Since June, Mr. Hassani, who claims to be one of the princes of the legendary Shammar tribe, which numbers nearly 7 million across the Arab world, says he has received at least $100,000 in cash and numerous perks from the US military and the Iraqi government.
With his help, at least $1 million has also been distributed to other tribal sheikhs who have joined his Salahaddin Province "support council," according to US officers. Together, they have assembled an armed force of about 3,000 tribesmen dubbed the "sahwa [awakening] folks."
All of these enticements serve one goal: To rally Sunni tribes and their multitude of followers to support coalition forces.
The payments are a drop in the bucket given the billions spent annually in Iraq by the United States. And paying tribes to keep the peace is nothing new. It was one of Mr. Hussein's tools in his selective patronage system designed to weaken and control all institutions outside his Baath party. The British also tried it when they ruled Iraq last century.
But the strategy is fraught with risks, including the serious potential for wars among the tribes themselves and the creation of militias in die-hard Sunni Arab lands where many continue to question the legitimacy and authority of the Shiite-led central government in Baghdad.
"[The US military] threw money at [the sheiks]," says Col. David Hsu, who heads a team advising Iraq's armed forces in Salahaddin, Saddam's home province. He shows recent digital photographs he captured of smiling sheikhs holding bundles of cash as they posed with US military officers. "You are basically paying civilians to turn in terrorists. Money was an expedient way to try to get results."
US military officers on the ground say there is tremendous pressure from high above to replicate the successes of the so-called "awakening" against Al Qaeda in the western Anbar Province. The drive reached its apex in the run-up to the September testimonies to Congress by the top US military commander and diplomat in Iraq, US officers say.
"In order to turn the intent of [Lt.] Gen. [Raymond] Odierno for reconciliation into action, the coalition forces on the ground basically started recruiting leaders to try to turn other civilians against the insurgents," says Colonel Hsu, a native of Hawaii. General Odierno is the No. 2 commander of US forces in Iraq.

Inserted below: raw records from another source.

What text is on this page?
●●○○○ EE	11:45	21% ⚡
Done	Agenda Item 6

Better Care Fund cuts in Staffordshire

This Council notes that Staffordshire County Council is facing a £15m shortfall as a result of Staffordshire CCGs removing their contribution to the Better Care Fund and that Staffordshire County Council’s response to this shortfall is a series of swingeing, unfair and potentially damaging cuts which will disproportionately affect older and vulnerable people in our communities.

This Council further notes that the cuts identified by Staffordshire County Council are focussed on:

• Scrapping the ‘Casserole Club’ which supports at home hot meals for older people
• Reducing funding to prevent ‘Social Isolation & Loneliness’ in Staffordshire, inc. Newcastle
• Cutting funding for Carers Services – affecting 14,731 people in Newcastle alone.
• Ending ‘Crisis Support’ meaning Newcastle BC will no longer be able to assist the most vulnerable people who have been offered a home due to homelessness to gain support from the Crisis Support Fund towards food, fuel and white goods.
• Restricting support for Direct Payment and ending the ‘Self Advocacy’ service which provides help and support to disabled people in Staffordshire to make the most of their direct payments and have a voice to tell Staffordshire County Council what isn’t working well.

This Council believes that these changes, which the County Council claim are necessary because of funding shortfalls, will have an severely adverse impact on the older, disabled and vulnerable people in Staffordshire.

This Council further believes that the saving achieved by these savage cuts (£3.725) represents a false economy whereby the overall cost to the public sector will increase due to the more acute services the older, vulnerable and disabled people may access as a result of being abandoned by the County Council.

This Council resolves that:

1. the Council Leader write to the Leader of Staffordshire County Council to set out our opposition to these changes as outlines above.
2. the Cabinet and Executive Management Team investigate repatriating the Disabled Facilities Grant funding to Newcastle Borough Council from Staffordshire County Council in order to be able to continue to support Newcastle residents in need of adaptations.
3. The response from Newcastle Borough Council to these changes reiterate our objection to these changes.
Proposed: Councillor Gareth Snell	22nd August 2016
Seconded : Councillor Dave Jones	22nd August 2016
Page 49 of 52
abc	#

And the push seems to have paid off. Both the number of explosions and US military fatalities in October dropped to almost half their September levels in the Multinational Division-North area, which comprises of Diyala, Salahaddin, Tamim (Kirkuk), and Ninevah Provinces, according to military figures.
A senior official in the Shiite coalition of Prime Minister Nouri al-Maliki defends the wisdom of partnering with Sunni Arab tribes. Humam Hamoudi, a member of parliament from the Supreme Islamic Iraqi Council party, says the tribes may ultimately make better political allies than the Sunni political bloc that quit the government in June and has boycotted it since July.
But, he warns, Baghdad has to have more oversight over the tribal outreach project, otherwise the Sunni Arab tribes could turn against the government once the American presence diminishes.
"They need to have dialogue with the government," says Mr. Hamoudi of the tribes. "If their connection remains only to the Americans, then they are a time bomb. In the future they may become enemies of the democratic project."
Maj. Gen. Abdul-Jabbar Rabie, who was once a commander in the Saddam-era Army and now heads a brigade of the new Army in Salahaddin, shares that view. Hassani's men lack discipline and loyalty, he says, and could soon become a militia.
"They can spin out of control. They may be double agents and deal with both sides," says General Rabie.